Whitman County Gazette - Serving Whitman County since 1877

By Bob Franken
Syndicated Columnist 

Equal-Opportunity Skepticism

 

March 7, 2019



Let's be fair to Donald Trump. No, seriously. That's not a joke. When it comes time to judge the presidential candidates, we should remember what they say about geese and ganders, and apply the same standards to all members of this growing gaggle.

Both males and females of this species should get equal treatment, in other words. That's where the fairness to the biggest goose of all comes in. A presidential campaign by anyone should be a brutal trial by fire.

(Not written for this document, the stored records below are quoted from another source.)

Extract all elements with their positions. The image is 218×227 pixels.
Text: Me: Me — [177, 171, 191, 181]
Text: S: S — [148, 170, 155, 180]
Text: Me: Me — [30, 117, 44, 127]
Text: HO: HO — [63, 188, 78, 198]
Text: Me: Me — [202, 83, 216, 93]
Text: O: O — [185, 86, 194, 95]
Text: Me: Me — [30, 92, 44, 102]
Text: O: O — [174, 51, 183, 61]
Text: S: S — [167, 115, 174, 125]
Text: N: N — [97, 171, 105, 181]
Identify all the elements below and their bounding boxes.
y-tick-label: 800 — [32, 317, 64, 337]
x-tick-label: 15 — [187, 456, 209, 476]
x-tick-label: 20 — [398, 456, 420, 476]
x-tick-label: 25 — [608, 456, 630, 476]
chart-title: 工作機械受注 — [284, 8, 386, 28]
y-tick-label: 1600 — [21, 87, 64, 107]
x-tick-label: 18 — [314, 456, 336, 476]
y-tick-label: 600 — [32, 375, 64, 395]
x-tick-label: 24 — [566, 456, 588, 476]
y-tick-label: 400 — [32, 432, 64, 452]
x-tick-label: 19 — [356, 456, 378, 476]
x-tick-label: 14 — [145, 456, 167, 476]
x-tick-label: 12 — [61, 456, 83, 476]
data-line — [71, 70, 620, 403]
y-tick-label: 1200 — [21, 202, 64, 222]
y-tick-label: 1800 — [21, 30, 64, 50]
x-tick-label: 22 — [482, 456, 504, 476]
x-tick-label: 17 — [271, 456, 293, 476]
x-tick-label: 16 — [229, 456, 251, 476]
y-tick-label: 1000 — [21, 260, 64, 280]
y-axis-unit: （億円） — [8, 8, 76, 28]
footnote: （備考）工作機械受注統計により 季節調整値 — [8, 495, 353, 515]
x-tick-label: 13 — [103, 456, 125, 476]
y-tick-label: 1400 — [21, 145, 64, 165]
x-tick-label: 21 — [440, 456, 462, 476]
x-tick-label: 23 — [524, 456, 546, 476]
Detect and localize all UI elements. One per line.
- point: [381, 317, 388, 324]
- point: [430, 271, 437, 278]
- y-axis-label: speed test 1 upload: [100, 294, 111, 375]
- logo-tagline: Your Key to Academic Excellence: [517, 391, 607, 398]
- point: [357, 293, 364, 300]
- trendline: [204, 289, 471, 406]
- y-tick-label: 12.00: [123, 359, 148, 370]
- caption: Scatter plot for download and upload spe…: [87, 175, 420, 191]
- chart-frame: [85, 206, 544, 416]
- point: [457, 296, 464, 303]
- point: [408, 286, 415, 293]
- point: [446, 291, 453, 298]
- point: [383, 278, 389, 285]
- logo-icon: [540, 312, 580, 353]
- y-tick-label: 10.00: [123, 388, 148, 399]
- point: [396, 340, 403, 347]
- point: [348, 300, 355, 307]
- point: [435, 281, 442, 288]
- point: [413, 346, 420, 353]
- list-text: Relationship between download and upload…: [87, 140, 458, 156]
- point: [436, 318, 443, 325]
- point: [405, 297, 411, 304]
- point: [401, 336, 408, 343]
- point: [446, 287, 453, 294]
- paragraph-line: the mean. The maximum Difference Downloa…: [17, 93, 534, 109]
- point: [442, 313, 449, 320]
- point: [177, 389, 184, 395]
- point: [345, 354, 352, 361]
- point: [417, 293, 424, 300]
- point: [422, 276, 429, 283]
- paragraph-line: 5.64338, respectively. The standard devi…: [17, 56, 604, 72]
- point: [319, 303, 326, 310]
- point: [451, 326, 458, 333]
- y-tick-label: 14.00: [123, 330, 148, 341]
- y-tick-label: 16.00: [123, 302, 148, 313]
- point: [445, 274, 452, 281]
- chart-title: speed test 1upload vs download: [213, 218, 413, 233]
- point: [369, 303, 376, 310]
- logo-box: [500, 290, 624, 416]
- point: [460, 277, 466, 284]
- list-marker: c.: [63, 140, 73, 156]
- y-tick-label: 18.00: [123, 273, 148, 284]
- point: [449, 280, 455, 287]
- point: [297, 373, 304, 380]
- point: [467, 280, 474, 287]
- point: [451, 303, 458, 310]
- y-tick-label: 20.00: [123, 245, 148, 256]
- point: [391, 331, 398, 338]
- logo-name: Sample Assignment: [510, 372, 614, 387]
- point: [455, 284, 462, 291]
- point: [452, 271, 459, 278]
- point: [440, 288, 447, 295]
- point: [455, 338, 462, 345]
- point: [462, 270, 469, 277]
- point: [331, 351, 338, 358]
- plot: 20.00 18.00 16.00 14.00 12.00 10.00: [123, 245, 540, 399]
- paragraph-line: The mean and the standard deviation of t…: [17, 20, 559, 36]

We hear nonstop from those who want Trump out of the White House that anything goes, even to the point of judging his opponents less harshly. This particularly applies to those of the female persuasion. Already we are hearing complaints that women candidates are being required to cope with personal questions that the men are not. Who they slept with in the past is one (Kamala Harris); how abusive they have been to their subordinates is another (Amy Klobuchar). "Double standard," their supporters bellow. "Guys are not held to the same criteria."

Certainly Donald Trump has been. In fact, he built up his brand by bragging about his sexual adventures, most of them anyway. The demands he puts on his staff is the stuff of dark legend, to say nothing of the way he's stiffed those with whom he's done business.

His life is an open book. No one can claim that he's being judged differently because he's a man. It's a toxic but gender-neutral story, hanging out there for all to compare. What it means to the others is that there really isn't a question that's too impertinent to ask.

Even so, it's the other stuff about Trump that's been much more difficult to extricate, like his hideously complex or hidden financial dealings. Has his history with unsavory characters slopped over into lawbreaking? What effect did they have on his alleged collusion with the Russians? Was their collusion with the Russians done to throw the election his way? We might soon find out.

We should work just as hard to try to unearth any chicanery by each and every one of those who declare themselves fit for the highest office in the land and not be dissuaded by any complaints that such scrutiny is intrusive. Once elected, a person's decisions as chief executive intrude on every aspect of our lives.

Sadly, at the bottom of this list is the substance. What a shame that we are too lazy and unwilling to plow through the weeds of policy recommendations. Who among us has really gotten past the demagogic name-calling to deflect serious discussion about complex issues like government-provided health care, tax policies or climate change, just to mention a few? It's all about the catchy sound bite or clever tweet, so those who want to make a quick buck can slip in and bamboozle their way into billions of quick bucks, at our expense.

Man or woman, our leader is going to be required to try to make America great again after the Make America Great Again debacle. Man or woman, the stakes are too high to allow anyone to forfeit the next election. A fair fight for power this time around could well determine the future of this country, or if we even have a future.

(Bob Franken is an Emmy Award-winning reporter who covered Washington for more than 20 years with CNN.)